More than 80,000 people in Kentucky now work at making the current generation of petroleum-fueled vehicles. It’s clear, though, that the vehicles of the future will run partially, if not completely, on batteries.

Lithium-ion batteries, with their small size and long life, have enabled big advances in consumer electronics. The next big thing in automobile manufacturing will be figuring out how to make batteries that can efficiently run vehicles.

President Obama has pledged $2 billion toward figuring out how to put more energy-efficient hybrid vehicles on the road.

The National Alliance for Advanced Transportation Batteries, a consortium of more than 50 battery-making companies and related groups, is seeking some of that federal money to build a $600 million advanced battery manufacturing facility in Hardin County.

Construction would create 1,500 jobs, and the facility would eventually employ 2,000. And, like with Toyota, the possibilities for suppliers and associated manufacturers could create many thousand more jobs.

The battery plant will have close ties to the nation’s first high-tech battery research and development laboratory in Lexington, which Beshear announced last week. The lab is a joint venture of the University of Kentucky, the University of Louisville and the Argonne National Laboratory in Chicago.

In describing the significance of this project Monday, the Toyota comparison wasn’t the only one officials used.

They likened what the battery industry wants to do in Kentucky to what the semiconductor industry did in Austin, Texas, beginning in the late 1980s.

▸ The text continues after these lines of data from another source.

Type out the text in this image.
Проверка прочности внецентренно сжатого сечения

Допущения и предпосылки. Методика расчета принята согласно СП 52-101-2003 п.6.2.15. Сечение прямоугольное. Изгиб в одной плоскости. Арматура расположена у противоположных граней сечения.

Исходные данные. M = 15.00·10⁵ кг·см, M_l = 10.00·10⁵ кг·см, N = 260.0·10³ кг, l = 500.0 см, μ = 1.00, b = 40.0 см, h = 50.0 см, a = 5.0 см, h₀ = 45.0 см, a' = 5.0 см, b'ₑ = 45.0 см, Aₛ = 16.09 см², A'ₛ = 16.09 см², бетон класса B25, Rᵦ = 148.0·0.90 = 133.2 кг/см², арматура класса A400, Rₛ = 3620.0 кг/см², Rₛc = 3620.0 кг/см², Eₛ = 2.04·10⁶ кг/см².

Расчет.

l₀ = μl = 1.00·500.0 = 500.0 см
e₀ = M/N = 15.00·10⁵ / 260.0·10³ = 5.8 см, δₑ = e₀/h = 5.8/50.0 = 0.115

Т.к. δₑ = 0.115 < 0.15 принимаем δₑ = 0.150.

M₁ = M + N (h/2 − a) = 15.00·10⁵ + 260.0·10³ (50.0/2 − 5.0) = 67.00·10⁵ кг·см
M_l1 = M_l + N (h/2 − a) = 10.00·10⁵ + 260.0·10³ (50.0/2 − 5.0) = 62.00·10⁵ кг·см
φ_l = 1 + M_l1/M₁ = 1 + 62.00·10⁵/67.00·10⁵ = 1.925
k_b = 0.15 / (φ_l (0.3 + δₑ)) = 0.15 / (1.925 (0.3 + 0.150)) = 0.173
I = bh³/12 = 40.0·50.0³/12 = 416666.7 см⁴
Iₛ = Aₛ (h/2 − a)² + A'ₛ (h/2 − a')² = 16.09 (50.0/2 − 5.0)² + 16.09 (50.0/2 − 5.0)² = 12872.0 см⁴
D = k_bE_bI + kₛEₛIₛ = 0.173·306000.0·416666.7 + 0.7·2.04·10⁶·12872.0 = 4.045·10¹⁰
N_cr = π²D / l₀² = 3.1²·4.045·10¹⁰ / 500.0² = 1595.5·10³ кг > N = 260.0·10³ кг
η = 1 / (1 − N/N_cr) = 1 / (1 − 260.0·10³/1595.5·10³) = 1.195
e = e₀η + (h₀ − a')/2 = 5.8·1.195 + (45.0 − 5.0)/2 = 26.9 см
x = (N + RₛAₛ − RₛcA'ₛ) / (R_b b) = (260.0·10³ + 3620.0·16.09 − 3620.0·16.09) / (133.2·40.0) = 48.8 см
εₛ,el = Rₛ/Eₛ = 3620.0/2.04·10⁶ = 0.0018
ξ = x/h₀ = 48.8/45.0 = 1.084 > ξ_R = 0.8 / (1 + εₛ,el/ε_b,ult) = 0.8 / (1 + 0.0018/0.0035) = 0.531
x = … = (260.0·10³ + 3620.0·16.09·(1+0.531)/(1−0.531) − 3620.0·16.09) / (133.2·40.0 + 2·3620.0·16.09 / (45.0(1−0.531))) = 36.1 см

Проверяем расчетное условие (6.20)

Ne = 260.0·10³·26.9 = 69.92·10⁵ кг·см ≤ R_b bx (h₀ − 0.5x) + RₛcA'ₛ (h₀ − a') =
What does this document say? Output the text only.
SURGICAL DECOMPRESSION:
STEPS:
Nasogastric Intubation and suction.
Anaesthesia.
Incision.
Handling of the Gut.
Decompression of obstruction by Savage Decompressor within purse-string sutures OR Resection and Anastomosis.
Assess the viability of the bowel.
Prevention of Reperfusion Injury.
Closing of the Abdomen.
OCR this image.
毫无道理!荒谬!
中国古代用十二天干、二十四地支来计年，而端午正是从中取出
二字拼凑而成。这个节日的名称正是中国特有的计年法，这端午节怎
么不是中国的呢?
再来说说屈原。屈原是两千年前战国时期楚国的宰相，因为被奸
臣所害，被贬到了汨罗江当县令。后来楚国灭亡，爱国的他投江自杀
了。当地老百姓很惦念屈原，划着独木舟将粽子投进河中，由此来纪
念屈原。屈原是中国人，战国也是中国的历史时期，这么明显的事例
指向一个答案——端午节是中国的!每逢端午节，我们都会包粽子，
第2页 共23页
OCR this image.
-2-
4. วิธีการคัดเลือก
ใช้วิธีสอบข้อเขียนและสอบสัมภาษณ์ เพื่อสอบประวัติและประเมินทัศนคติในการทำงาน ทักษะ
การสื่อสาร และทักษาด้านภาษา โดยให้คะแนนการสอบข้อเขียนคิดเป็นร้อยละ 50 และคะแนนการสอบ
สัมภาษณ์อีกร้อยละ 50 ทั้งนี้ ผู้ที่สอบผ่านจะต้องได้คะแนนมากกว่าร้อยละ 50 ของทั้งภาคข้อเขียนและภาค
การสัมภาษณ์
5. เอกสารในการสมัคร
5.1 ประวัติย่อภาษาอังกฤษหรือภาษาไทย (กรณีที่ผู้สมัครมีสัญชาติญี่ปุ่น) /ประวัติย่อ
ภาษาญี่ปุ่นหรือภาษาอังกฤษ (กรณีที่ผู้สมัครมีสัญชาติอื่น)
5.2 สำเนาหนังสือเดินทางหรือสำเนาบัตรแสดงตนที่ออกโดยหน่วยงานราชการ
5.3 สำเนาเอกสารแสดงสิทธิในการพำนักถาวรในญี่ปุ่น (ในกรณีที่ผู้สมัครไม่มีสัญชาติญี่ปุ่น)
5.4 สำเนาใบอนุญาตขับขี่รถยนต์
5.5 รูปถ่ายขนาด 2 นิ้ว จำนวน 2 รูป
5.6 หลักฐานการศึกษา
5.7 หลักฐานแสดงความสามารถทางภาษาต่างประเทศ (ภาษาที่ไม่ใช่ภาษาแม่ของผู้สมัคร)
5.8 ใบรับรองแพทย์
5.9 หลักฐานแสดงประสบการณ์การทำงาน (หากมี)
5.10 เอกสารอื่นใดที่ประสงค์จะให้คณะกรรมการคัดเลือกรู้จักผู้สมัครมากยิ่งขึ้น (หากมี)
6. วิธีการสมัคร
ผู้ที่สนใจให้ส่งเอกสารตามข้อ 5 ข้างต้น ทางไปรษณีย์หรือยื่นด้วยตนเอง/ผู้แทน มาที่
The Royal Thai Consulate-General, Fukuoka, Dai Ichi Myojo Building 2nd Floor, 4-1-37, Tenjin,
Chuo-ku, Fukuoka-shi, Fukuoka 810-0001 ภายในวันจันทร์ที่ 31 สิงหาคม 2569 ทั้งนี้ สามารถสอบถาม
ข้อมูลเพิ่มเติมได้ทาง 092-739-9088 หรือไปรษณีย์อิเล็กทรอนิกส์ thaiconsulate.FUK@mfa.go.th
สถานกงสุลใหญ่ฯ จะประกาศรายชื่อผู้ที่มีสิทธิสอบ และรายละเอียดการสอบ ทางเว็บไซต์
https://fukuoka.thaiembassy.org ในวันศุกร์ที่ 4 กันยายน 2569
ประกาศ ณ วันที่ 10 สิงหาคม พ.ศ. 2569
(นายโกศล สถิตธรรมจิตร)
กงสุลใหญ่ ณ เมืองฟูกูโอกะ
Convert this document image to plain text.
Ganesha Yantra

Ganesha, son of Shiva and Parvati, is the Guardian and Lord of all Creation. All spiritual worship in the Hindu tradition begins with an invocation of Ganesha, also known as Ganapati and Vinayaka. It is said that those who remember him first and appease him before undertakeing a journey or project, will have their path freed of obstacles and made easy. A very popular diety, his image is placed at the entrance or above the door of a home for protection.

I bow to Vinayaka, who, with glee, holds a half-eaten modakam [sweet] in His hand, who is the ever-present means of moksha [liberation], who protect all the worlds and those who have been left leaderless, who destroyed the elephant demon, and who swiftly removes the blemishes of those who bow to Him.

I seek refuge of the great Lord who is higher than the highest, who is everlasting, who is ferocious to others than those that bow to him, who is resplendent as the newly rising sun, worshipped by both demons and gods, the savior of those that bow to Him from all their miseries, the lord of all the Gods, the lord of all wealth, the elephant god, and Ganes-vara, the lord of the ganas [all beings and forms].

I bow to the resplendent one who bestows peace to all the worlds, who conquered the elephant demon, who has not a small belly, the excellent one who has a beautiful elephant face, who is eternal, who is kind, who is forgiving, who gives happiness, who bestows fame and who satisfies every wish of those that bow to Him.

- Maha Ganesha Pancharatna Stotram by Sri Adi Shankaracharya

Like the battery industry now, the American semiconductor industry then was losing its edge to Asian competitors. The industry formed the SEMATECH consortium to focus research, development and manufacturing efforts. SEMATECH was a big success, and it did wonders for Austin’s economy and high-tech image.

Battery innovation and development isn’t just key to the future of automobile manufacturing, said Kris Kimel, president of the non-profit Kentucky Science and Technology Corp. There’s an urgent need for better batteries to store energy from all kinds of sources for all kinds of uses.

“Battery technology and the quest to develop better batteries is a key aspect of the whole emerging alternative energy market,” Kimel said. “It’s an excellent place for Kentucky to play.”

The history of economic development in Kentucky has often been one of missed opportunities, of selling the state short. Rarely have Kentucky’s leaders recognized the next big thing and successfully gone after it.

That’s why former Gov. Martha Layne Collins’ pursuit of Toyota two decades ago was such a milestone, and why Beshear’s pursuit of this deal could be another.

This effort puts Kentucky at the center of research, innovation and development for an entire industry trying to solve one of technology’s biggest challenges.

For a state hoping to be a player in the 21st century economy, this could be huge.